Entreguei a gestão da Educação e o DAE para ele em troca da governabilidade dentro da Câmara, o que não aconteceu.
ião entregou, na terça-feira (31), a carta de renúncia na Câmara Municipal. Segundo a prefeita, o relacionamento entre os dois foi marcado por confrontos e desentendimentos ao longo de 2025, motivados principalmente por divergências na forma de conduzir a administração.
Ela ressaltou que Zaeli sempre demonstrou que o foco principal era a Federação do Comércio (Fecomércio), o que teria influenciado o distanciamento dele das funções públicas.
“Quando foi na pré-campanha, o Tião me chamou para ser a candidata a prefeita, sabendo que o foco dele era a Fecomércio. Então, por isso até que foi uma escolha que eu fosse a prefeita e ele vice. Então, foi uma coisa que para mim não foi nenhuma surpresa”, disse.
“Era super planejado e esperado pela minha pessoa, Flávia Moretti, a saída do vice-prefeito”, acrescentou.
Moretti afirmou que um dos principais pontos de ruptura foi a falha na articulação política junto à Câmara. Ela revelou que entregou a gestão da Secretaria de Educação e do Departamento de Água e Esgoto (DAE) ao grupo de Tião em troca de governabilidade, mas o acordo não teria sido cumprido.
Com a permanência das dificuldades de governabilidade, a prefeita decidiu retomar o controle das pastas. Flávia enfrentou impasses e derrotas no Legislativo em 2025, o que dificultou o andamento de projetos e metas da gestão.

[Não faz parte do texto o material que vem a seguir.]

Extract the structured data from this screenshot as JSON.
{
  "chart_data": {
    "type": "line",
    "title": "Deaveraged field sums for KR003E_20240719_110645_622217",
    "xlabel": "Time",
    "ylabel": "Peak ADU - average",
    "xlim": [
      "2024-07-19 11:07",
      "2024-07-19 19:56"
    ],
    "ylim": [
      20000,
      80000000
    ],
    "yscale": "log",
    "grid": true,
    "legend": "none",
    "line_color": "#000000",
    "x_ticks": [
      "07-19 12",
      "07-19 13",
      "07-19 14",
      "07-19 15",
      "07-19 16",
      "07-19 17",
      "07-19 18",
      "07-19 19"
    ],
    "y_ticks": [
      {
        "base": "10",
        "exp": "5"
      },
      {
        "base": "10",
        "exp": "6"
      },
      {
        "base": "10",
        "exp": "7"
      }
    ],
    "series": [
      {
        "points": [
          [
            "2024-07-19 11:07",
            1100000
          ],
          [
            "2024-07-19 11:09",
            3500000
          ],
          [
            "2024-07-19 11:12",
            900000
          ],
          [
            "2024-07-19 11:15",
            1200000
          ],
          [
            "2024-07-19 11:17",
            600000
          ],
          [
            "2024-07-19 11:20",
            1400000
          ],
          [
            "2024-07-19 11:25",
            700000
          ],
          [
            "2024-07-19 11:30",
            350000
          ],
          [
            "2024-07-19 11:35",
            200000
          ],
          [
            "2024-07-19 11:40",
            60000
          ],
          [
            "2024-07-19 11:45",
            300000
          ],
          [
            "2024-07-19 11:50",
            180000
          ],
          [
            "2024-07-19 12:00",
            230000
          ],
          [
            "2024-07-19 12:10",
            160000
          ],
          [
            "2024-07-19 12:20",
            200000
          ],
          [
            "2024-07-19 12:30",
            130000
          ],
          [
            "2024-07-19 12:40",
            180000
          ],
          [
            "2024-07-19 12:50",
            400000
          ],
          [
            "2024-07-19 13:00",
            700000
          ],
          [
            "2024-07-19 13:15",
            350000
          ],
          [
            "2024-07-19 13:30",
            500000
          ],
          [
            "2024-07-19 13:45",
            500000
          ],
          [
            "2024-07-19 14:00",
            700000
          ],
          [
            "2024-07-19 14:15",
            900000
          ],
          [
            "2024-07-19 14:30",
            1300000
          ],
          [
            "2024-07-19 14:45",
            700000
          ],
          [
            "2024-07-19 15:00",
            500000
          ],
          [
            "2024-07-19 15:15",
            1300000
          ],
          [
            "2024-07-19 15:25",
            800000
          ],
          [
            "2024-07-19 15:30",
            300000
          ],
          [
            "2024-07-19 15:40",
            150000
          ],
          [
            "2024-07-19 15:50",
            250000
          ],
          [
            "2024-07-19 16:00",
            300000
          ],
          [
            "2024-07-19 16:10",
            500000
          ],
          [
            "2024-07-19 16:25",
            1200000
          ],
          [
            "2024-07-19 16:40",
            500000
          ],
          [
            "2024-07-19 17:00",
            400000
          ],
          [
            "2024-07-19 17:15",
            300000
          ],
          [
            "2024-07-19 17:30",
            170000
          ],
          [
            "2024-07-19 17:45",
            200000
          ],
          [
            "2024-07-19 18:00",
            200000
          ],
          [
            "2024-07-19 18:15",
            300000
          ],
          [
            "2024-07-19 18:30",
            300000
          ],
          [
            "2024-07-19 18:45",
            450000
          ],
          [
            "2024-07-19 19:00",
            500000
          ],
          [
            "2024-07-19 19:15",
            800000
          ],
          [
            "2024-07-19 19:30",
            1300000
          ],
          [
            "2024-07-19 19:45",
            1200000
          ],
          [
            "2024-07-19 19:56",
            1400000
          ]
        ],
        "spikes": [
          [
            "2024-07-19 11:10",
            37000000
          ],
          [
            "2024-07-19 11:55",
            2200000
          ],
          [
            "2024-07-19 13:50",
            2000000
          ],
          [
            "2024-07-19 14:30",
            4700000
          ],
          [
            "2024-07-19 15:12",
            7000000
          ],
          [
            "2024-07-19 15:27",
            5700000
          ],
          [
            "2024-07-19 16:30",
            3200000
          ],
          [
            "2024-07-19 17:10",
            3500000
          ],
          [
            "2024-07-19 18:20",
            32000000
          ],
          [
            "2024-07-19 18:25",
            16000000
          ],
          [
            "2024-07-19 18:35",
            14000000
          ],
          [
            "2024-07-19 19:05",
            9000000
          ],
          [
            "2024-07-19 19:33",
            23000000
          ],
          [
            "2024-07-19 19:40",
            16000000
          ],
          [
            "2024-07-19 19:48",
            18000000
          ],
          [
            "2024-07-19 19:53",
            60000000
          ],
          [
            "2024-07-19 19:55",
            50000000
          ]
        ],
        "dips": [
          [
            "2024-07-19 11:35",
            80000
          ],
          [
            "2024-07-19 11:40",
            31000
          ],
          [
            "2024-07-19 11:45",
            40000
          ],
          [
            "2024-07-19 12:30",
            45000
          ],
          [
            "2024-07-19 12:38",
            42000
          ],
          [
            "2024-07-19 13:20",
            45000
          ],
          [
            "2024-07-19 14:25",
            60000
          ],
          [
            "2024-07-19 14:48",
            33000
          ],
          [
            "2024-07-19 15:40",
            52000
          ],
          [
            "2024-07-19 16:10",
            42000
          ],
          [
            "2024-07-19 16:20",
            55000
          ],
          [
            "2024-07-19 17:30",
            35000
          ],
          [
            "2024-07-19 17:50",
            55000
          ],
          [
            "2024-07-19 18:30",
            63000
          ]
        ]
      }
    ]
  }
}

Nos últimos dois meses Flávia trocou o comando do Departamento de Água e Esgoto (DAE) de onde saiu o coronel Sandro Azambuja, indicado de Tião, e assumiu Rogerinho da Dakar (União Brasil). Depois, na na Secretaria de Educação, Cultura, Esporte e Lazer, colocou Maria Fernanda Figueiredo no lugar de Igor Cunha, este indicado por Tião.
“Entreguei a gestão da Educação e o DAE para ele fazer gestão em troca da governabilidade dentro da Câmara, o que não aconteceu em 2025. Esse é um dos acordos que, na verdade, quem não cumpriu foi o presidente da Casa [Wanderley Cerqueira] e me dificultou em 2025 e continua dificultando”, afirmou.
“Quem acompanhou em 2025 viu que teve várias discussões, vários confrontos na forma de fazer gestão no município. E um dos secretários indicado por ele foi a causa de eu responder uma CP (Comissão Processante), então esse houve um confronto”, acrescentou.
“Eu confiei nele, confiei muito no Tião entregando a ele a articulação com a Câmara. Porém, não tive essa devolutiva em 2025 e agora no início de 2026 e esse fato fez com que eu tomasse essas decisões”, encerrou.